Creativity and productivity aren’t a joke for Tayla Parx. It’s a serious endeavor, and when the Los Angeles-based singer-songwriter has spent most of the past year protecting her energy only to perfect then project it, you get the pleasure of receiving an album full of rhythmic explorations into expression, love, justice, and freedom all laced in pop perfect. In short, you could also call it Parx’s sophomore album, Coping Mechanisms.
No stranger to the music industry, Parx is a veteran songwriter with her name under credit for insane top hits like Panic at the Disco’s “High Hopes,” Ariana Grande’s “thank u, next,” and Khalid feat. Normani’s “Love Lies.” Without putting her pen to rest, Parx just released more songs out into the world a few weeks ago with a few tracks credited on Ariana Grande’s latest album Positions. This week, however, the spotlight light is on Parx all on her own. Coping Mechanisms is an album for those looking for joy, solace, and freedom within — also for anyone who loves to dance.
With driving beats, infectious melodies, and production you’ll hear echoes of in every Parx top radio hit, Coping Mechanisms is the perfect combination of authentic emotion and amazing music that everyone longs to hear. Inspired by her time writing in song camps where she aimed to “normalize the creative community getting more in tune with themselves and proactively thinking about their mental health,” the artist’s album is a reflection of the headspace she’s been in most recently.
Parx explores emotional baggage in one of the record’s leading singles, “Fixer Upper,” a song about the struggles that can come with growth and moving one, and the relief it might promise in love afterward. Explaining the meaning behind the song, Parx writes in a press release, “‘Fixerupper’ marks a moment of growth. It came after I ended up meeting my next love. I recognized the need to get over some situations, be patient, and understand there are some bandages necessary to fix me up.”
The songs driven by emotion on the record, like “Sad,” “Dance Alone,” and “Last Words,” tap into moments of heartache and the pressures of falling in love.
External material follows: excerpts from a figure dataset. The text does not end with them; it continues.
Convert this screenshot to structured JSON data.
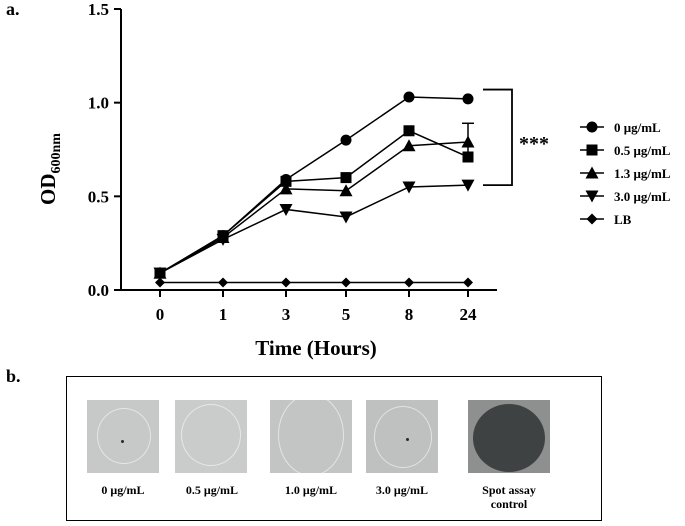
{
  "panel_a_label": "a.",
  "panel_b_label": "b.",
  "chart_data": {
    "type": "line",
    "title": "",
    "xlabel": "Time (Hours)",
    "ylabel": "OD",
    "ylabel_sub": "600nm",
    "x": [
      "0",
      "1",
      "3",
      "5",
      "8",
      "24"
    ],
    "ylim": [
      0.0,
      1.5
    ],
    "yticks": [
      "0.0",
      "0.5",
      "1.0",
      "1.5"
    ],
    "grid": false,
    "legend_position": "right",
    "significance_label": "***",
    "series": [
      {
        "name": "0 μg/mL",
        "marker": "circle",
        "values": [
          0.09,
          0.29,
          0.59,
          0.8,
          1.03,
          1.02
        ]
      },
      {
        "name": "0.5 μg/mL",
        "marker": "square",
        "values": [
          0.09,
          0.29,
          0.58,
          0.6,
          0.85,
          0.71
        ]
      },
      {
        "name": "1.3 μg/mL",
        "marker": "triangle-up",
        "values": [
          0.09,
          0.28,
          0.54,
          0.53,
          0.77,
          0.79
        ]
      },
      {
        "name": "3.0 μg/mL",
        "marker": "triangle-down",
        "values": [
          0.09,
          0.27,
          0.43,
          0.39,
          0.55,
          0.56
        ]
      },
      {
        "name": "LB",
        "marker": "diamond",
        "values": [
          0.04,
          0.04,
          0.04,
          0.04,
          0.04,
          0.04
        ]
      }
    ]
  },
  "spot_assay": {
    "items": [
      {
        "label": "0 μg/mL",
        "tone": "#c7c8c8"
      },
      {
        "label": "0.5 μg/mL",
        "tone": "#cacbcb"
      },
      {
        "label": "1.0 μg/mL",
        "tone": "#c3c4c4"
      },
      {
        "label": "3.0 μg/mL",
        "tone": "#bfc0c0"
      },
      {
        "label": "Spot assay control",
        "tone": "#8e8f8f"
      }
    ]
  }
}
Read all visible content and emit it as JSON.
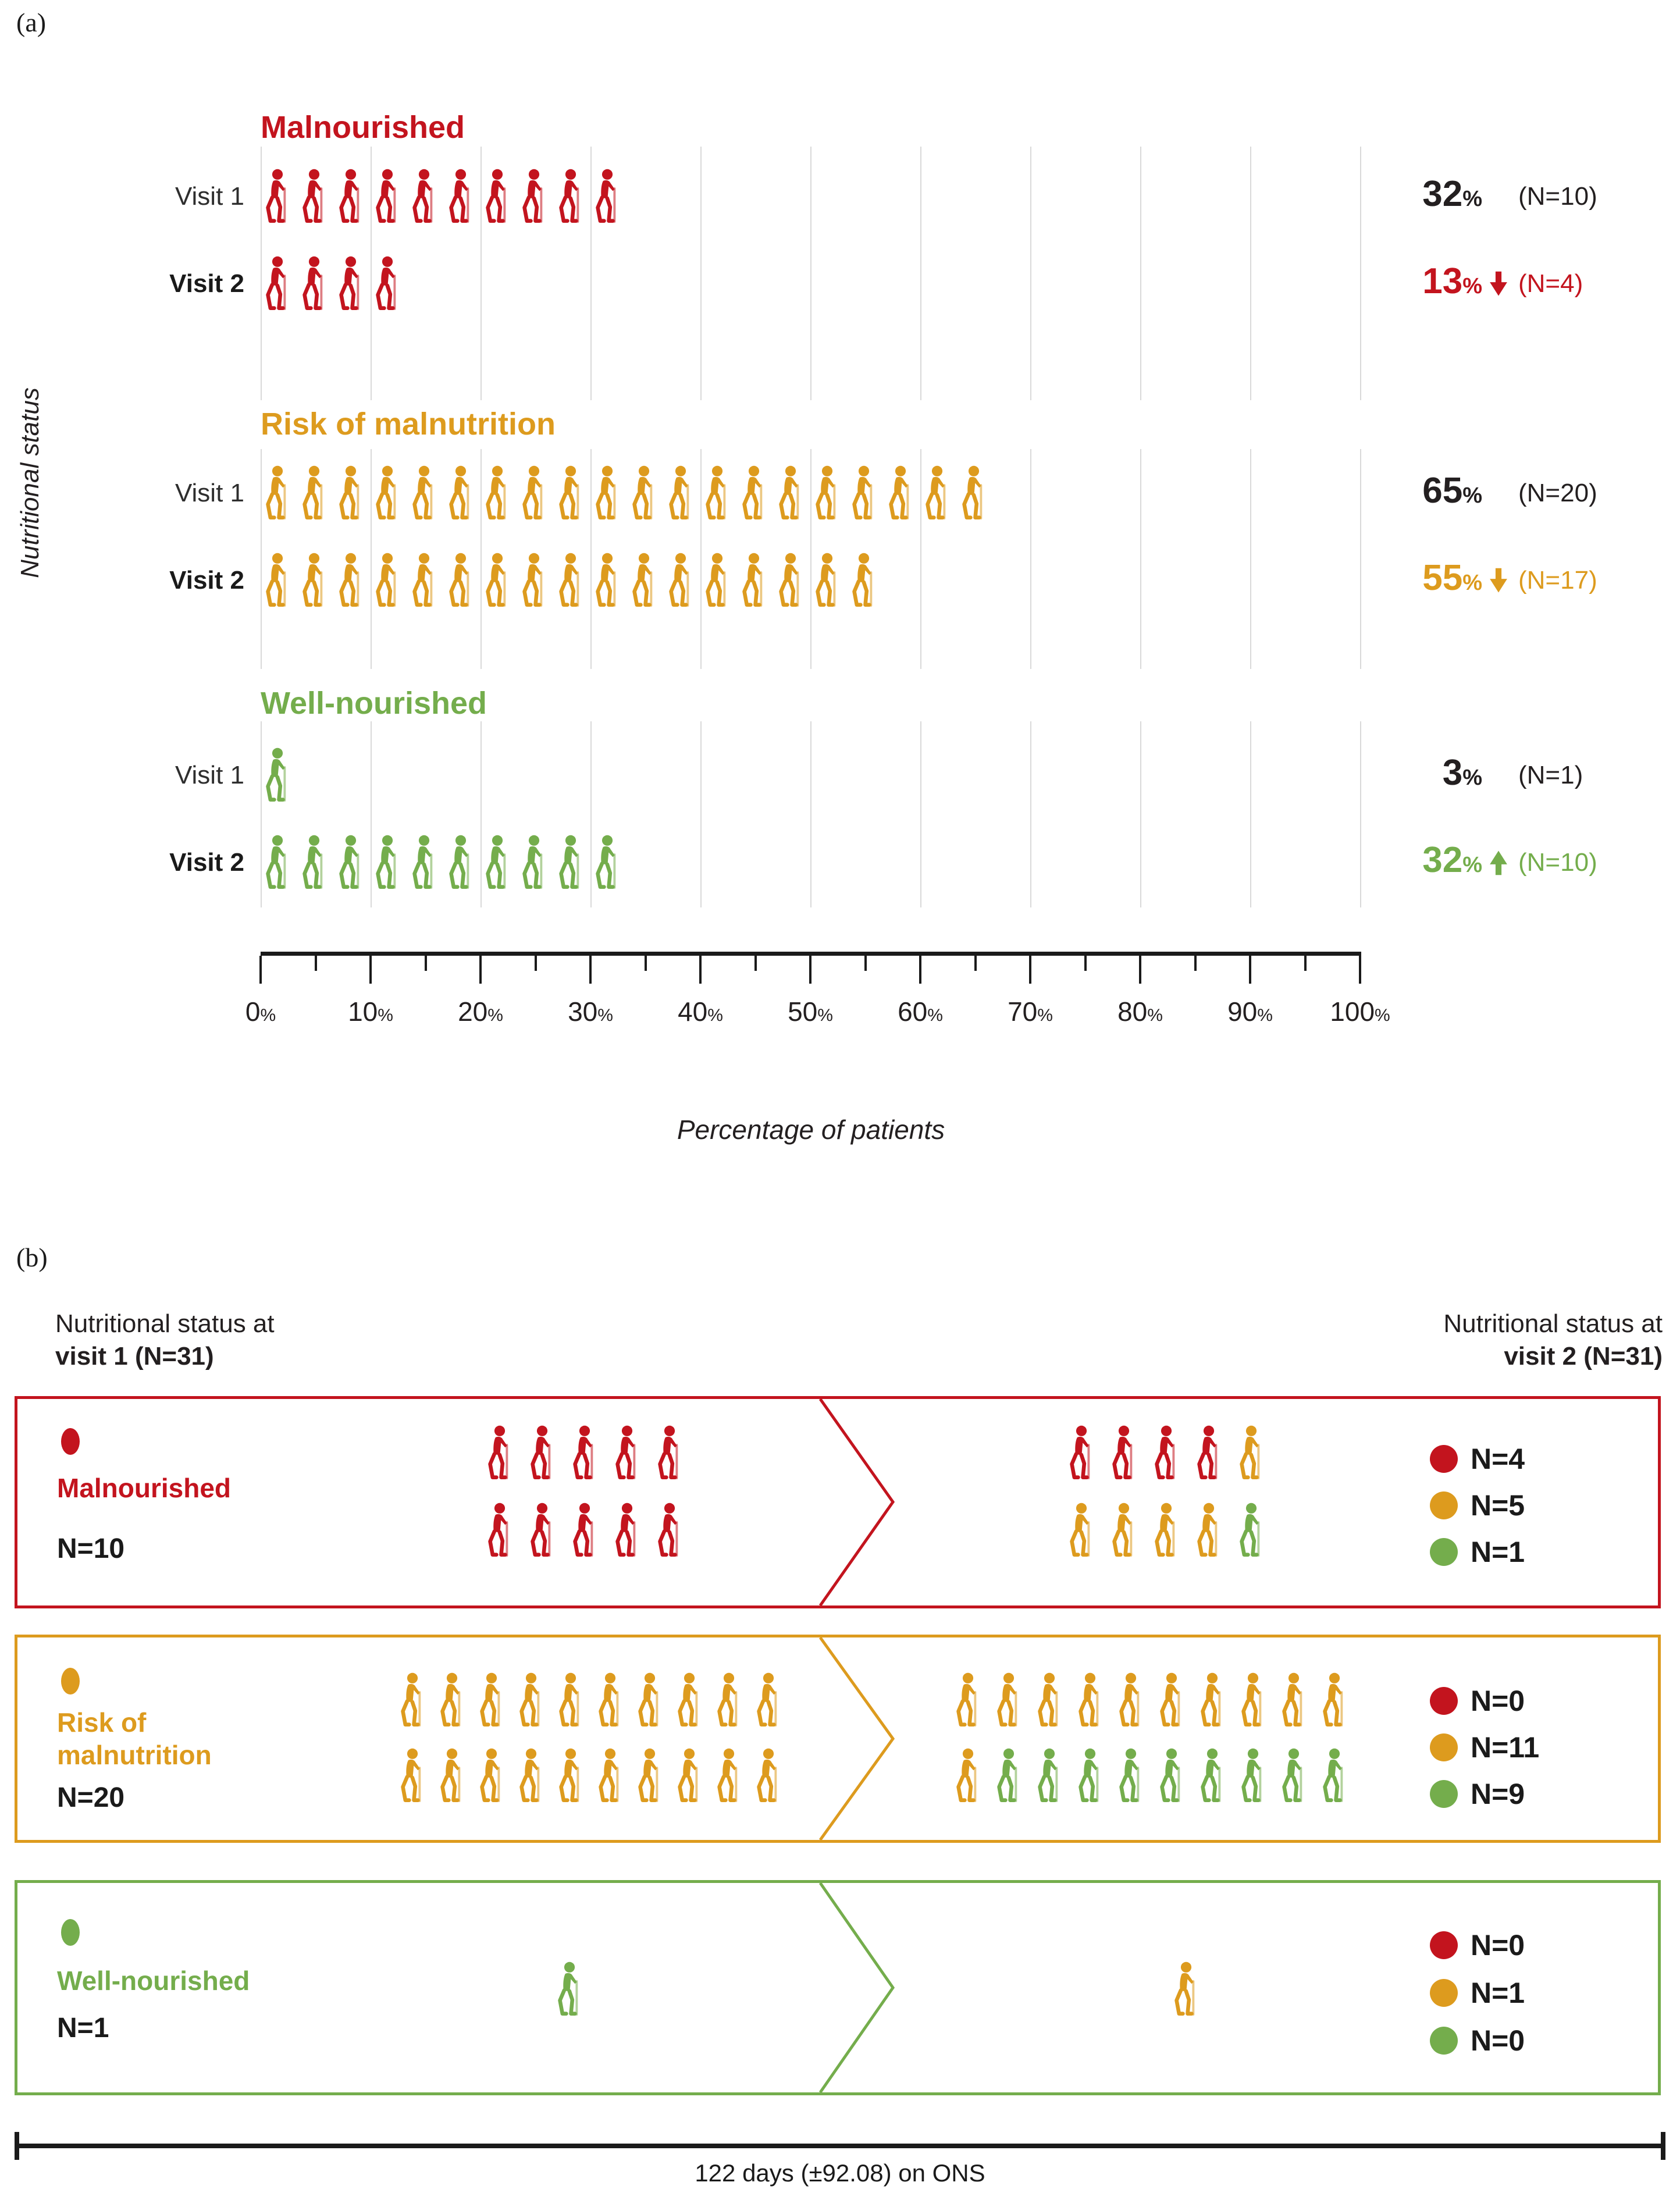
{
  "colors": {
    "red": "#c3141e",
    "orange": "#dd9b1e",
    "green": "#74ad4c",
    "text": "#231f20",
    "grid": "#d9d9d9",
    "axis": "#1a1a1a"
  },
  "panel_a": {
    "label": "(a)",
    "y_axis_label": "Nutritional status",
    "x_axis_label": "Percentage of patients",
    "axis": {
      "tick_labels": [
        "0",
        "10",
        "20",
        "30",
        "40",
        "50",
        "60",
        "70",
        "80",
        "90",
        "100"
      ],
      "tick_suffix": "%"
    },
    "groups": [
      {
        "name": "Malnourished",
        "color_key": "red",
        "rows": [
          {
            "visit": "Visit 1",
            "count": 10,
            "percent": "32",
            "percent_suffix": "%",
            "n": "(N=10)",
            "trend": null
          },
          {
            "visit": "Visit 2",
            "count": 4,
            "percent": "13",
            "percent_suffix": "%",
            "n": "(N=4)",
            "trend": "down"
          }
        ]
      },
      {
        "name": "Risk of malnutrition",
        "color_key": "orange",
        "rows": [
          {
            "visit": "Visit 1",
            "count": 20,
            "percent": "65",
            "percent_suffix": "%",
            "n": "(N=20)",
            "trend": null
          },
          {
            "visit": "Visit 2",
            "count": 17,
            "percent": "55",
            "percent_suffix": "%",
            "n": "(N=17)",
            "trend": "down"
          }
        ]
      },
      {
        "name": "Well-nourished",
        "color_key": "green",
        "rows": [
          {
            "visit": "Visit 1",
            "count": 1,
            "percent": "3",
            "percent_suffix": "%",
            "n": "(N=1)",
            "trend": null
          },
          {
            "visit": "Visit 2",
            "count": 10,
            "percent": "32",
            "percent_suffix": "%",
            "n": "(N=10)",
            "trend": "up"
          }
        ]
      }
    ]
  },
  "panel_b": {
    "label": "(b)",
    "left_header": {
      "line1": "Nutritional status at",
      "line2": "visit 1 (N=31)"
    },
    "right_header": {
      "line1": "Nutritional status at",
      "line2": "visit 2 (N=31)"
    },
    "rows": [
      {
        "color_key": "red",
        "title_lines": [
          "Malnourished"
        ],
        "n_label": "N=10",
        "left_icon_rows": [
          [
            "red",
            "red",
            "red",
            "red",
            "red"
          ],
          [
            "red",
            "red",
            "red",
            "red",
            "red"
          ]
        ],
        "right_icon_rows": [
          [
            "red",
            "red",
            "red",
            "red",
            "orange"
          ],
          [
            "orange",
            "orange",
            "orange",
            "orange",
            "green"
          ]
        ],
        "legend": [
          {
            "color": "red",
            "label": "N=4"
          },
          {
            "color": "orange",
            "label": "N=5"
          },
          {
            "color": "green",
            "label": "N=1"
          }
        ]
      },
      {
        "color_key": "orange",
        "title_lines": [
          "Risk of",
          "malnutrition"
        ],
        "n_label": "N=20",
        "left_icon_rows": [
          [
            "orange",
            "orange",
            "orange",
            "orange",
            "orange",
            "orange",
            "orange",
            "orange",
            "orange",
            "orange"
          ],
          [
            "orange",
            "orange",
            "orange",
            "orange",
            "orange",
            "orange",
            "orange",
            "orange",
            "orange",
            "orange"
          ]
        ],
        "right_icon_rows": [
          [
            "orange",
            "orange",
            "orange",
            "orange",
            "orange",
            "orange",
            "orange",
            "orange",
            "orange",
            "orange"
          ],
          [
            "orange",
            "green",
            "green",
            "green",
            "green",
            "green",
            "green",
            "green",
            "green",
            "green"
          ]
        ],
        "legend": [
          {
            "color": "red",
            "label": "N=0"
          },
          {
            "color": "orange",
            "label": "N=11"
          },
          {
            "color": "green",
            "label": "N=9"
          }
        ]
      },
      {
        "color_key": "green",
        "title_lines": [
          "Well-nourished"
        ],
        "n_label": "N=1",
        "left_icon_rows": [
          [
            "green"
          ]
        ],
        "right_icon_rows": [
          [
            "orange"
          ]
        ],
        "legend": [
          {
            "color": "red",
            "label": "N=0"
          },
          {
            "color": "orange",
            "label": "N=1"
          },
          {
            "color": "green",
            "label": "N=0"
          }
        ]
      }
    ],
    "footer": "122 days (±92.08) on ONS"
  },
  "chart_data": [
    {
      "id": "a",
      "type": "bar",
      "subtype": "pictogram",
      "unit": "1 icon = 1 patient",
      "xlabel": "Percentage of patients",
      "ylabel": "Nutritional status",
      "xlim": [
        0,
        100
      ],
      "x_tick_step": 10,
      "grid": true,
      "categories": [
        "Malnourished",
        "Risk of malnutrition",
        "Well-nourished"
      ],
      "series": [
        {
          "name": "Visit 1",
          "values_percent": [
            32,
            65,
            3
          ],
          "values_n": [
            10,
            20,
            1
          ]
        },
        {
          "name": "Visit 2",
          "values_percent": [
            13,
            55,
            32
          ],
          "values_n": [
            4,
            17,
            10
          ],
          "change_direction": [
            "down",
            "down",
            "up"
          ]
        }
      ]
    },
    {
      "id": "b",
      "type": "flow",
      "total_n": 31,
      "from_label": "Nutritional status at visit 1 (N=31)",
      "to_label": "Nutritional status at visit 2 (N=31)",
      "flows": [
        {
          "from": "Malnourished",
          "from_n": 10,
          "to": {
            "Malnourished": 4,
            "Risk of malnutrition": 5,
            "Well-nourished": 1
          }
        },
        {
          "from": "Risk of malnutrition",
          "from_n": 20,
          "to": {
            "Malnourished": 0,
            "Risk of malnutrition": 11,
            "Well-nourished": 9
          }
        },
        {
          "from": "Well-nourished",
          "from_n": 1,
          "to": {
            "Malnourished": 0,
            "Risk of malnutrition": 1,
            "Well-nourished": 0
          }
        }
      ],
      "footer": "122 days (±92.08) on ONS"
    }
  ]
}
Yet, in true Parx fashion, none of those songs lack danceability or feel-goodness. Parx is an artist that has perfected masking emotion through melody, and while she isn’t always the voice behind all the songs she writes, the album further proves the artist’s vocal talent.
Harmonies upon layers of multiple melodies echo the kind of music that flows through Parx’s blood. On songs like her latest single, “System,” and “Stare,” the artist’s moving vocals lead the way through every song story, and only then do beats follow. The album reaches into divine crossovers of pop, R&B, hip-hop, and ’80s-inspired dance music. Contagiously catchy tracks like, “Bricks,” and “Nonchalant,” showcase the artist’s fiery desire to inspire people to never be afraid of unleashing their best selves.
Underneath the pop music, incredible videos, and brilliant songwriting, Parx is also the kind of artist who is never afraid to get real. Opening up about her struggles in identity, mental health, moving on from past love, and the tiredness that comes with fighting for fairness are perhaps the most magical things about the album.
Teaming up with Tank and The Bangas in “Justified,” Parx sings, “I’ve tried to put my head ‘fore my heart, but it’s useless,” as she taps into emotional energy and embraces every ounce of humanness possible to convey natural spiring in her beautiful signature, artistic fashion. The song, “Nevermind,” though intricately catchy, explores the loneliness of missing something and the effort it takes to shove your feelings away in an attempt to move one. It’s Parx’s fearlessness that defines this record. She calls the closing song, “You Don’t Know,” one that’s truly special to her as she finds pride and confidence in letting go of previous baggage.
Coping Mechanisms is everything you can expect from wondering the question, “How can I cope?” and no matter what it is you’re trying to cope with, miraculously, all the answers lie in Parx’s thrilling new album. Finding self-love, reaching out, letting go, moving on is all reflected in the artist’s words, music, and energy, but at the end of the day, Parx just wants her listeners to be as kind to themselves as possible.
“My message is that it’s okay to not be okay sometimes,” she explains in a press release. “It’s also okay to be better than okay other times. Be nice to yourself. Go through those growing pains, because they enable you to become who you’re meant to be.”